Donald J. Trump won Indiana’s Republican primary on Tuesday, moving him closer to claiming the party’s presidential nomination and delivering a devastating blow to Senator Ted Cruz and other Republicans hoping to stop him.
Mr. Cruz had pinned his hopes on Indiana, which seemed to offer one of his best chances to deny Mr. Trump the delegates needed to secure the nomination before the party convention in July.
But Mr. Trump, after obliterating his rivals in five states in the Northeast last week, held a strong polling lead in the state, which had 57 delegates up for grabs.
Mr. Trump’s victory puts him in a commanding position to clinch the nomination on June 7, when the last Republican contests are held.

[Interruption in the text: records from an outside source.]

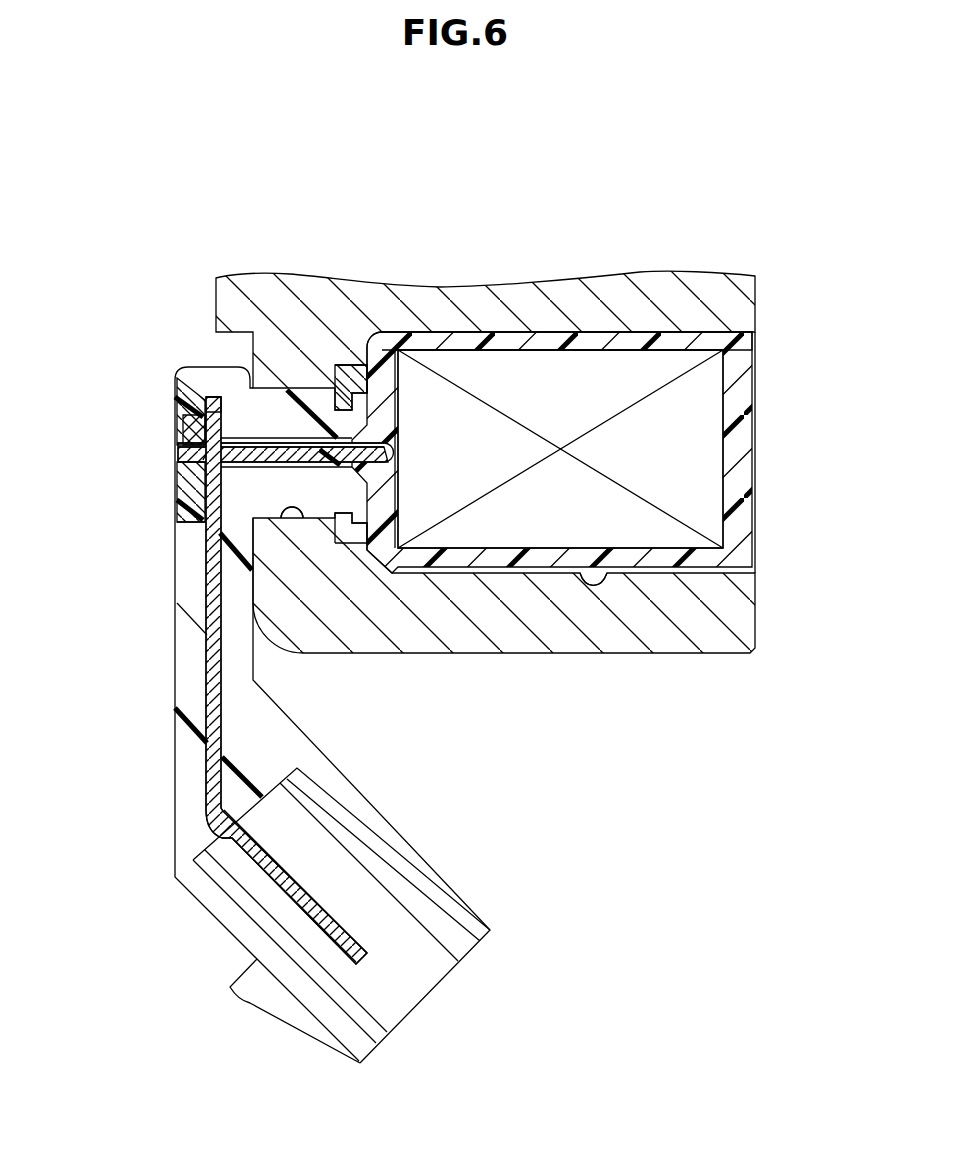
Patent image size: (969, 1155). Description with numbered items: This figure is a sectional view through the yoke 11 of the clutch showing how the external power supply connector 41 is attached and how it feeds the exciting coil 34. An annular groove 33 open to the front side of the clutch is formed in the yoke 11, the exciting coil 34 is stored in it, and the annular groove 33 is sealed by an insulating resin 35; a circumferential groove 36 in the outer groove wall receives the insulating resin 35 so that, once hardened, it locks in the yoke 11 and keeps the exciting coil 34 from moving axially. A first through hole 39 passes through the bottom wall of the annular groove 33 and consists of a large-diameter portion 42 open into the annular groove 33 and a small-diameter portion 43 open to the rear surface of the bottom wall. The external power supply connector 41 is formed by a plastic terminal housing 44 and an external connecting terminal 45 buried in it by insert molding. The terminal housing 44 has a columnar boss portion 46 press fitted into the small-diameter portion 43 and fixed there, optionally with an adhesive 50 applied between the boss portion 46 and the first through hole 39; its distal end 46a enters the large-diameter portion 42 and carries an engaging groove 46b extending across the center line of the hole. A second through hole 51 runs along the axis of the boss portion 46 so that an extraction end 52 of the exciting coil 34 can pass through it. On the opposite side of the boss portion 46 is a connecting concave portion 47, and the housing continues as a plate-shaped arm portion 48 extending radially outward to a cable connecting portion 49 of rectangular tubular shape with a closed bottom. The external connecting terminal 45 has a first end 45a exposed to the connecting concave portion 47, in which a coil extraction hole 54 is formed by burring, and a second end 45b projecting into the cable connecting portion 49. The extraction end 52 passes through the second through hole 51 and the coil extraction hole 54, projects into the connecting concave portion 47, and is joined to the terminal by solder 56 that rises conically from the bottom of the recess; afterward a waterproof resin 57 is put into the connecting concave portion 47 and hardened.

The yoke 11 is at (757, 297).
The annular groove 33 is at (540, 340).
The exciting coil 34 is at (618, 378).
The insulating resin 35 is at (704, 342).
The groove 36 is at (598, 587).
The first through hole 39 is at (317, 619).
The external power supply connector 41 is at (293, 915).
The large-diameter portion 42 is at (333, 540).
The small-diameter portion 43 is at (303, 519).
The terminal housing 44 is at (175, 750).
The external connecting terminal 45 is at (309, 652).
The first end 45a is at (212, 408).
The second end 45b is at (360, 940).
The boss portion 46 is at (250, 461).
The distal end 46a is at (348, 540).
The engaging groove 46b is at (343, 395).
The connecting concave portion 47 is at (175, 390).
The arm portion 48 is at (188, 608).
The cable connecting portion 49 is at (445, 880).
The adhesive 50 is at (333, 375).
The second through hole 51 is at (308, 455).
The extraction end 52 is at (280, 458).
The coil extraction hole 54 is at (240, 327).
The solder 56 is at (177, 478).
The waterproof resin 57 is at (177, 402).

Mr. Trump’s victory was an extraordinary moment in American political history: He is now on course to be the first standard-bearer of a party who has not served in elected office since Dwight D. Eisenhower, a five-star general and the commander of Allied Forces in Europe during World War II.
Mr. Trump, a real estate tycoon turned reality television celebrity, was not a registered Republican until April 2012. He has given hundreds of thousands of dollars to Democrats, including his likely general election opponent, Hillary Clinton. And, at various points in his life, he has held positions antithetical to Republican orthodoxy on almost every major issue in the conservative canon, including abortion, taxes and gun control.
But none of this stopped him from driving nearly every other Republican from the race for the nomination. With his ability to speak to the anxieties of voters, and his shrewd use of celebrity and memorable put-downs, he systematically undercut veteran politicians in a field of candidates that many in the party had hailed as the strongest in at least three decades. And he did so while spending far less money than most of his rivals and employing only a skeletal campaign staff.
“It is extremely extraordinary that Trump will be the nominee for the G.O.P. this year — who saw this coming?” said Dewey M. Clayton, a professor of political science at the University of Louisville. “He has tapped into the mood of many disaffected voters who like his business success and straight talk. He is unapologetic, and many voters like this.”